Fin dai primi anni del secolo nel Sud della Cina cominciò ad operare un partito nazionalista: il

Kuomintang che riassumeva il suo programma in tre principi: l’identità del popolo, i diritti del

popolo, la sopravvivenza del popolo. Voleva uno Stato “appartenente a tutti, controllato da tutti, a

vantaggio di tutti”. La forza del programma del Kuomintang era nella sua chiarezza e semplicità. Il

potere imperiale era in crisi. Nel 1911 scoppiò l’insurrezione e nel 1912 fu proclamata la

repubblica sotto la presidenza di Sun Yat Sen (fondatore del Kuomintang). La Cina pur essendo

schierata fra i vincitori della guerra fu maltrattata dai trattati di Versailles. “Salvare la Patria”

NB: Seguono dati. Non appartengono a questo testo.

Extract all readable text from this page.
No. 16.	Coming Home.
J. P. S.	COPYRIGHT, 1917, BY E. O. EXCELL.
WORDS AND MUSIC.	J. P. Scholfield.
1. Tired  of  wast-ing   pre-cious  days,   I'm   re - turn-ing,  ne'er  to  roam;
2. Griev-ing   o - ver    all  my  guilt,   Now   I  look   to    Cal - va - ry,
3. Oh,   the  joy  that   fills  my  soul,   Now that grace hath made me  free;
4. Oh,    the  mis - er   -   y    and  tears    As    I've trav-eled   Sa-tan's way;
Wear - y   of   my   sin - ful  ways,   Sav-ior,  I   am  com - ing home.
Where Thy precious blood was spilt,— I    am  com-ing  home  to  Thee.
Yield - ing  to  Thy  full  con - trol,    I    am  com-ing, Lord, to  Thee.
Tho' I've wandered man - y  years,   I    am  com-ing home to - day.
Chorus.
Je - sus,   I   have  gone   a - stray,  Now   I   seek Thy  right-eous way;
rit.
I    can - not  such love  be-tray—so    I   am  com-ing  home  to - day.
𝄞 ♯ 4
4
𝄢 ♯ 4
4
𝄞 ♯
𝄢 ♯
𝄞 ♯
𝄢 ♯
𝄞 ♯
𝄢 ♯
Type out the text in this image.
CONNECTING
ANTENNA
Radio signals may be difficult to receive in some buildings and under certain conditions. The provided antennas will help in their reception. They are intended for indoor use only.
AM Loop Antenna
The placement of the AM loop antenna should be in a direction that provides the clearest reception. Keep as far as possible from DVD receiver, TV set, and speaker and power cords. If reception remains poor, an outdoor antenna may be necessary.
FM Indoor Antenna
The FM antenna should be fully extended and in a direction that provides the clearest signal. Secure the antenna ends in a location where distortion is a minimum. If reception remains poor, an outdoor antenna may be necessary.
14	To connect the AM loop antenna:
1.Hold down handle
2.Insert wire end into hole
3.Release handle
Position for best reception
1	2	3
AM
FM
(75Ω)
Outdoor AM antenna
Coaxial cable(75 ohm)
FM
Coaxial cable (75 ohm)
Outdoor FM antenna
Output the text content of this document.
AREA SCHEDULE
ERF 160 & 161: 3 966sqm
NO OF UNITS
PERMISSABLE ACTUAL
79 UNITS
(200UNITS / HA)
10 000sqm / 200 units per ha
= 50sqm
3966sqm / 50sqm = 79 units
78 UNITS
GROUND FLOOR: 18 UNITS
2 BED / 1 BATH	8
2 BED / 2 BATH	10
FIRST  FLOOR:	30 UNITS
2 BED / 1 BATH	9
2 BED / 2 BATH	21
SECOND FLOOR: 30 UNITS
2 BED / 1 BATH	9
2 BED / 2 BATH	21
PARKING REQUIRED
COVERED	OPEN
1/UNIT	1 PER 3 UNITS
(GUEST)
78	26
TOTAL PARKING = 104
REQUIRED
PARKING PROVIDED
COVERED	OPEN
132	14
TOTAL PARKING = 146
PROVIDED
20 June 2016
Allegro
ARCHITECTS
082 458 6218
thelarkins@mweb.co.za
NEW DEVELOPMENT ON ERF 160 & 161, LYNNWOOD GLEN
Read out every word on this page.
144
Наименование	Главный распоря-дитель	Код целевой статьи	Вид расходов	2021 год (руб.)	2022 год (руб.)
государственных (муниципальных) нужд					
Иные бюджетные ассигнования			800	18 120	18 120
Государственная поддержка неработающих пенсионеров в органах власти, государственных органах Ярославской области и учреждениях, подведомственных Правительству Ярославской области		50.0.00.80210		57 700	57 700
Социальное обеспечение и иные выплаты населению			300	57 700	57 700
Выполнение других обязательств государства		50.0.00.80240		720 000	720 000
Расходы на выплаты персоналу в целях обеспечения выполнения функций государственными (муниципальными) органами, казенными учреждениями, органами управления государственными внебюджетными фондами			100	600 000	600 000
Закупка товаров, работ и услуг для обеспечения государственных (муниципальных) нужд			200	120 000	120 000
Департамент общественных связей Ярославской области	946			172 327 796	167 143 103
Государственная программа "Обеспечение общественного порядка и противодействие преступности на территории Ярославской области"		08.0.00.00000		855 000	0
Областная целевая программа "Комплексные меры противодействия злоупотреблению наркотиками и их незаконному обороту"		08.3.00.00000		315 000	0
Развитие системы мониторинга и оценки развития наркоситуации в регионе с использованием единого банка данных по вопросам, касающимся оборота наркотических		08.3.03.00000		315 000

divenne lo slogan che mobilitò la generazione che aveva fatto la rivoluzione repubblicana. Il

“movimento del 4 maggio” segnò la rinascita del nazionalismo rivoluzionario. Il Nord rimaneva

nelle mani dei giapponesi e dei governi imperialisti. Nel 1921 Sun Yat Sen fu rieletto presidente e

ricevette l’appoggio della Russia Bolscevica che rinunciò alle pretese sulla Manciuria. Nel 1925

Sun Yat Sen morì e del Kuomintang si impadronì Chiang kai Shek. Nel 1927 col suo esercito

prendeva Shanghai e proseguiva la marcia verso nord. Rompeva l’alleanza con i comunisti

ordinando il massacro dei quadri operai di Shanghai. La prima fase della rivoluzione era terminata,

ma il governo di fatto si era messo sotto la protezione dei giapponesi.

L’Irlanda

Anche la Gran Bretagna dovette fronteggiare una rivoluzione nazionalista in Irlanda. L’Irlanda era

una vera e propria colonia inglese sin dalla fine del 400, ma aveva saputo mantenere una propria

identità culturale col suo attaccamento al cattolicesimo. In tutta la Gran Bretagna i cattolici avevano

perso i diritti politici e in Irlanda la grande proprietà terriera veniva espropriata e distribuita ad una

classe dirigente protestante, inglese o scozzese. Qualunque ascesa sociale per gli irlandesi doveva

passare attraverso l’assimilazione alla religione, alla cultura, alla lingua degli inglesi. Circa a metà

dell’ottocento milioni di irlandesi presero la via dell’immigrazione negli Stati Uniti. Il movimento

nazionalista agli inizi del novecento diede vita ad un partito che prese il nome di “Noi soli” (Sinn

Fein in lingua irlandese gaelica) che non escludeva la lotta armata. Il partito lottava per

l’indipendenza totale. Il Sinn Fein divenne l’IRA (Irish Republican Army) e una “Dieta d’Irlanda”

proclamò la repubblica presieduta da De Valera. La Gran Bretagna doveva difendere la propria

immagine e attenersi al principio di autogoverno sancito nei 14 punti di Wilson. Né uscì con grande

sapienza istituendo una comunità di stati indipendenti sotto la propria sovranità. Questa comunità

comprendeva Canada, Australia, Nuova Zelanda, Sud Africa e appunto l’Irlanda (cosiddetti

dominions). Si chiamava “Commonwealth britannico delle nazioni”: Commonwealth, cioè

patrimonio comune. L’Irlanda diventava uno “Stato libero”, non una repubblica autonoma. Perdeva

inoltre l’Ulster a maggioranza protestante. In maggioranza gli irlandesi accettarono il compromesso

ma non De Valera che riprese la guerra civile per altri cinque anni. Alla fine accettò anche lui

l’accordo e fondò un nuovo partito, detto dei “soldati del destino” che divenne centro del sistema

politico della repubblica d’Irlanda, dopo la seconda guerra mondiale, staccatasi dal Commonwealth.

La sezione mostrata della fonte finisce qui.